New technology in healthcare is designed to minimize medical errors and improve the overall quality of care of patients. More healthcare institutes across the country are implementing the electronic health record system as a way to standardize patient care and reduce errors. Yet, some healthcare records software systems have glitches that have led to some critical mistakes and deadly medical errors

In one case, a woman died of an aneurysm after complaining for some time of headaches. Her doctor had ordered a brain scan that would have showed the aneurysm; however, the order never reached the lab because of a software error. Other software glitches have caused patient notes to be recorded under the wrong patients, diagnosis codes to record incorrectly and the wrong medications sent to pharmacies. In long-term care facilities, medication stop and start dates were incorrect, which could have disastrous implications. 

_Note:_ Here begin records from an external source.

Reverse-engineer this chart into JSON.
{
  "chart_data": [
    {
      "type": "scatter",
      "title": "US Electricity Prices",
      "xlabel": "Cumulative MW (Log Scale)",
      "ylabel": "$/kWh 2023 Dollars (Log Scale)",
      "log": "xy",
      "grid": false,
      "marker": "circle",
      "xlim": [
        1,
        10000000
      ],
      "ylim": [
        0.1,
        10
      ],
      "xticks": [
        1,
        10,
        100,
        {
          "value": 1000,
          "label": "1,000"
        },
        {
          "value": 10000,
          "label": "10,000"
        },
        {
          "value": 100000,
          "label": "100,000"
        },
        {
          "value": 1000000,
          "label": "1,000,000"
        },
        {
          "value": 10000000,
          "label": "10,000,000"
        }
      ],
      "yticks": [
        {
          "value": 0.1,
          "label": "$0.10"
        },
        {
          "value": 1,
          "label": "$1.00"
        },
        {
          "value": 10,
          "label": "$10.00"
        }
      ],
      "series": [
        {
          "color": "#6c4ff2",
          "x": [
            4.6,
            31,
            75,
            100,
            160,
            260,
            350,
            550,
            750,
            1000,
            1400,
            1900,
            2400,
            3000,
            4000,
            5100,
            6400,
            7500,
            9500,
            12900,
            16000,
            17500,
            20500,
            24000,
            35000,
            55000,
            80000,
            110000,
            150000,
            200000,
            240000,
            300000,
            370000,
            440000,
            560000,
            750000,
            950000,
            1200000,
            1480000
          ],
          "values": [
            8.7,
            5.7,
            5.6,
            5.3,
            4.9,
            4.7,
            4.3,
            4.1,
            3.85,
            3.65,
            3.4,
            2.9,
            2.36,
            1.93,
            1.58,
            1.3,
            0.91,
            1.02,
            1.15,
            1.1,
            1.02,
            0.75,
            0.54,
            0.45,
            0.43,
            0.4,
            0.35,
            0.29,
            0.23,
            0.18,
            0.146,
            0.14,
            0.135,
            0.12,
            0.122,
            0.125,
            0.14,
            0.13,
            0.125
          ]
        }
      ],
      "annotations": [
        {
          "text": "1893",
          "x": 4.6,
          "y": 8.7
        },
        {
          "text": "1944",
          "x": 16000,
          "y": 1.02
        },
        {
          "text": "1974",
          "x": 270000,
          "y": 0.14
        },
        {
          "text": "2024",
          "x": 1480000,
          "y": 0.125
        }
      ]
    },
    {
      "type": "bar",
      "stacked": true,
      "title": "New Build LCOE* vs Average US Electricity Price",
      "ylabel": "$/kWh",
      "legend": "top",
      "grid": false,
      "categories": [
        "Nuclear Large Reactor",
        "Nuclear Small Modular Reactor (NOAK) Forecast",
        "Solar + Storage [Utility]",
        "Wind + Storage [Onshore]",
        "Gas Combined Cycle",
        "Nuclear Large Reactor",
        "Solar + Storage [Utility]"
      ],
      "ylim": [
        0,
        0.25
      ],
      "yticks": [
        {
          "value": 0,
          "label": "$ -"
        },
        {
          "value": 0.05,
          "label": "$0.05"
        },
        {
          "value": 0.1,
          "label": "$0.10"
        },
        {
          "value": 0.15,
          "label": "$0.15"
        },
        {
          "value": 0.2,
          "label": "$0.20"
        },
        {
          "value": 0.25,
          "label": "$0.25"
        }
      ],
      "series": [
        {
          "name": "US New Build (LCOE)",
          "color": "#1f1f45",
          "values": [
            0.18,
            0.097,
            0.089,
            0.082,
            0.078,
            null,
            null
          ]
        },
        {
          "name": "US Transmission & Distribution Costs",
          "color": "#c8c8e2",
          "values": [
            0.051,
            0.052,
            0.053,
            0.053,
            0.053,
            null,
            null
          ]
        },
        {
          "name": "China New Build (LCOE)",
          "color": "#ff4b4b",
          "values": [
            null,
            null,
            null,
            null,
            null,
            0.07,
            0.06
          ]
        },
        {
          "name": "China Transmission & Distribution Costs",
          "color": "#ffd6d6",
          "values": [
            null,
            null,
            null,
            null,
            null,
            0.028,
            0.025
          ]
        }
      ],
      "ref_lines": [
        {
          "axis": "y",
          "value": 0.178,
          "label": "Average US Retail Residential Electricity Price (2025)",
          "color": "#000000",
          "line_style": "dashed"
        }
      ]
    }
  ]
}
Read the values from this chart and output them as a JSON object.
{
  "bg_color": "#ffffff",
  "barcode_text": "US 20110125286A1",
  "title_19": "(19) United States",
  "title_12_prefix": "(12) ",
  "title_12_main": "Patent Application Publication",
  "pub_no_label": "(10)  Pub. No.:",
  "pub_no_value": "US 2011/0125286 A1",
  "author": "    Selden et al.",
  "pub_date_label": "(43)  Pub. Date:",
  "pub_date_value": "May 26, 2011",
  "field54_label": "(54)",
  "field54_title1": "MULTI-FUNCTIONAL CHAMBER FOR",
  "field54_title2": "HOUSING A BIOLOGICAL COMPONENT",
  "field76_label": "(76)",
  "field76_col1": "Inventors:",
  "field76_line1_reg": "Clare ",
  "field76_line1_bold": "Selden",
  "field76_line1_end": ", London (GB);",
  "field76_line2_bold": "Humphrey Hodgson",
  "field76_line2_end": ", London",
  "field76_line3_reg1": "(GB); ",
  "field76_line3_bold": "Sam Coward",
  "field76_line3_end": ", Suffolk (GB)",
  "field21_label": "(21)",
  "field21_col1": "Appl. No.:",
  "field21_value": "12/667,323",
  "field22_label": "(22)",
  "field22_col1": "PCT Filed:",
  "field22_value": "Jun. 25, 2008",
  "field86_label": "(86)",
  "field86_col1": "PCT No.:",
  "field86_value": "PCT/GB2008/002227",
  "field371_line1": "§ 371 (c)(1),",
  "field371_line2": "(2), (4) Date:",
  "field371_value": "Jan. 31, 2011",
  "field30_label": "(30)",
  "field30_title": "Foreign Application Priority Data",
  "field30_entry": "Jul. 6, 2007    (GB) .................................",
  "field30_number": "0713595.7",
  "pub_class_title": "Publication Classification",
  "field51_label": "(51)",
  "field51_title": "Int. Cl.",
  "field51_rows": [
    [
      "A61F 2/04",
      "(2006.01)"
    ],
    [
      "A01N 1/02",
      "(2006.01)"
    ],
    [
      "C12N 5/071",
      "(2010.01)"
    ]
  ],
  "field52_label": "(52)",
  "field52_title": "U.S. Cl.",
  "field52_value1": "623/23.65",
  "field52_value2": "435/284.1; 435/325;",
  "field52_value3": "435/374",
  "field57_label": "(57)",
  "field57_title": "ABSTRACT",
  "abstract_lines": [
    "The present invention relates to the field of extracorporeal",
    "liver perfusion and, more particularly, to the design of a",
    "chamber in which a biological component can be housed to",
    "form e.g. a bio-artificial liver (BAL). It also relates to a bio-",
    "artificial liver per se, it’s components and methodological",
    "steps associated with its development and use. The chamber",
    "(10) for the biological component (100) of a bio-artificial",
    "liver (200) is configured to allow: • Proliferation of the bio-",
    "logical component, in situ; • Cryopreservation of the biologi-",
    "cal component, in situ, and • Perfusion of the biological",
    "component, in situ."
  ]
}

Another case involved a man who suffered irreversible brain damage because of a software interface problem. Although the lab results and diagnosis were sent, the doctors never received them because the software program did not interface with the clinic. A boy passed away from sepsis after the 12-year-old scraped his arm in gym and was released from the emergency room because his lab results were incomplete. 

While software companies work to fix these deadly glitches, people should be aware of the problem so they can remain involved in their healthcare. It may be necessary to get a second opinion or ask questions regarding the results of their lab tests. If they suspect something is wrong, they should follow up to ensure they aren’t the victim of an electronic healthcare record error.